2. Non cash dalah dana yang diberikan kepada PT Dirgantara Indonesia
(Persero) untuk penghapusan hutang pada Negara.
Dana yang diberikan PMN untuk perusahaan ini tidak secara langsun cair
begitu saja. PMN memberikan dana sejak tahun 2012 hingga sekarang baru sebagian
cair ditahun 2014 dan 2016. Dana yang sudah cair tahun 2016 digunakan untuk
pengembangan SDM baru di tahun 2017, tetapi PMN pada tahun 2015 sudah
memberikan dana kembali kepada perusahaan ini dan hingga sekarang dana tersebut
belum di cairkan. Perusahaan kedirgantaraan ini setiap tahunnya selalu di audit oleh
PT Perusahaan Pengelola Aset (Persero).
9
Dari uraian yang telah peneliti ungkapkan dalam latar belakang penelitian,
peneliti menggunakan paradigma konstruktivisme, menggunakan pendekatan
kualitatif dan metode yang digunakan adalah studi kasus.
1.2 Rumusan Masalah
Berdasarkan konteks penelitian yang telah dipaparkan dalam latar belakang
penelitian, maka peneliti mengambil rumusan masalah untuk membatasi wilayah
penelitian, yaitu “Manajemen Krisis Sebagai Upaya Mempertahankan Reputasi (Studi
Kasus pada Humas PT Dirgantara Indonesia (Persero))”
1.3 Pertanyaan Penelitian
1. Bagaimana proses mengidentifikasi krisis di PT Dirgantara Indonesia
(Persero)?
2. Bagaimana proses mengisolasi krisis di PT Dirgantara Indonesia (Persero)?
3. Bagaimana proses mengendalikan krisis di PT Dirgantara Indonesia
(Persero)?
1.4 Maksud dan Tujuan Penelitian
Maksud penelitian ini adalah untuk menghasilkan data kualitatif melalui studi
kasus dalam meneliti Manajemen Krisis Sebagai Upaya Mempertahankan Reputasi
pada Humas PT Dirgantara Indonesia (Persero).

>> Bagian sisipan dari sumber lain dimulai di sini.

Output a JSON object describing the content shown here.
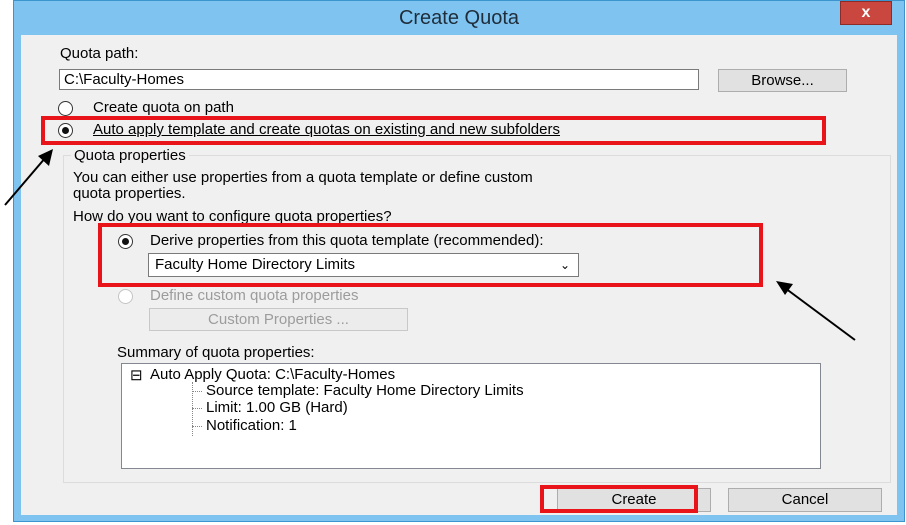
{
  "window": {
    "title": "Create Quota",
    "close_label": "x"
  },
  "quota_path": {
    "label": "Quota path:",
    "value": "C:\\Faculty-Homes",
    "browse_label": "Browse..."
  },
  "mode": {
    "option_create": "Create quota on path",
    "option_auto": "Auto apply template and create quotas on existing and new subfolders",
    "selected": "auto"
  },
  "quota_properties": {
    "group_label": "Quota properties",
    "description_line1": "You can either use properties from a quota template or define custom",
    "description_line2": "quota properties.",
    "question": "How do you want to configure quota properties?",
    "option_derive": "Derive properties from this quota template (recommended):",
    "template_selected": "Faculty Home Directory Limits",
    "option_custom": "Define custom quota properties",
    "custom_button": "Custom Properties ...",
    "summary_label": "Summary of quota properties:",
    "summary": {
      "root": "Auto Apply Quota: C:\\Faculty-Homes",
      "children": [
        "Source template: Faculty Home Directory Limits",
        "Limit: 1.00 GB (Hard)",
        "Notification: 1"
      ]
    }
  },
  "footer": {
    "create_label": "Create",
    "cancel_label": "Cancel"
  },
  "colors": {
    "annotation_red": "#e8141a",
    "title_bar": "#7fc4f0",
    "close_red": "#c9473e"
  }
}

1. Mengetahui proses mengidentifikasi krisis di PT Dirgantara Indonesia
(Persero)
2. Mengetahui proses mengisolasi krisis di PT Dirgantara Indonesia (Persero)
3. Mengetahui proses mengendalikan krisis di PT Dirgantara Indonesia (Persero)
10
1.5 Kegunaan Penelitian
1.5.1 Kegunaan Teoritis
Secara teoritis hasil penelitian ini diharapkan dapat memberikan sumbangan
informasi yang didasarkan pada studi kasus serta dapat menggambarkan tentang
manajemen krisis sebuah perusahaan. Adanya penelitian ini agar lebih mengetahui
perkembangan sebuah perusahaan yang mengalami krisis tetapi tetap berkembang
dan melalui langkah-langkah apa saja yang dilakukan. Penelitian ini diharapkan dapat
memperkaya studi-studi tentang Manajemen Krisis yang berbasis pada metode studi
kasus dengan pendekatan kualitatif.
a) Kegunaan Penelitian bagi Institusi Pendidikan
Memberikan kontribusi, pengertian, dan pemahaman kepada mahasiswa
mengenai pentingnya Manajemen Krisis yang bertujuan untuk melihat
bagaimana jika sebuah perusahaan atau instansi yang sedang mengalami krisis
dan mengetahui bagaimana strategi manajemen krisis yang digunakan untuk
perusahaan tersebut.
b) Kegunaan Penelitian Bagi Mahasiswa
Mahasiswa diharapkan dapat memahami, mengenal serta menerapkan secara
aplikatif teori dan konsep Public Relations berfokus pada Manajemen Krisis.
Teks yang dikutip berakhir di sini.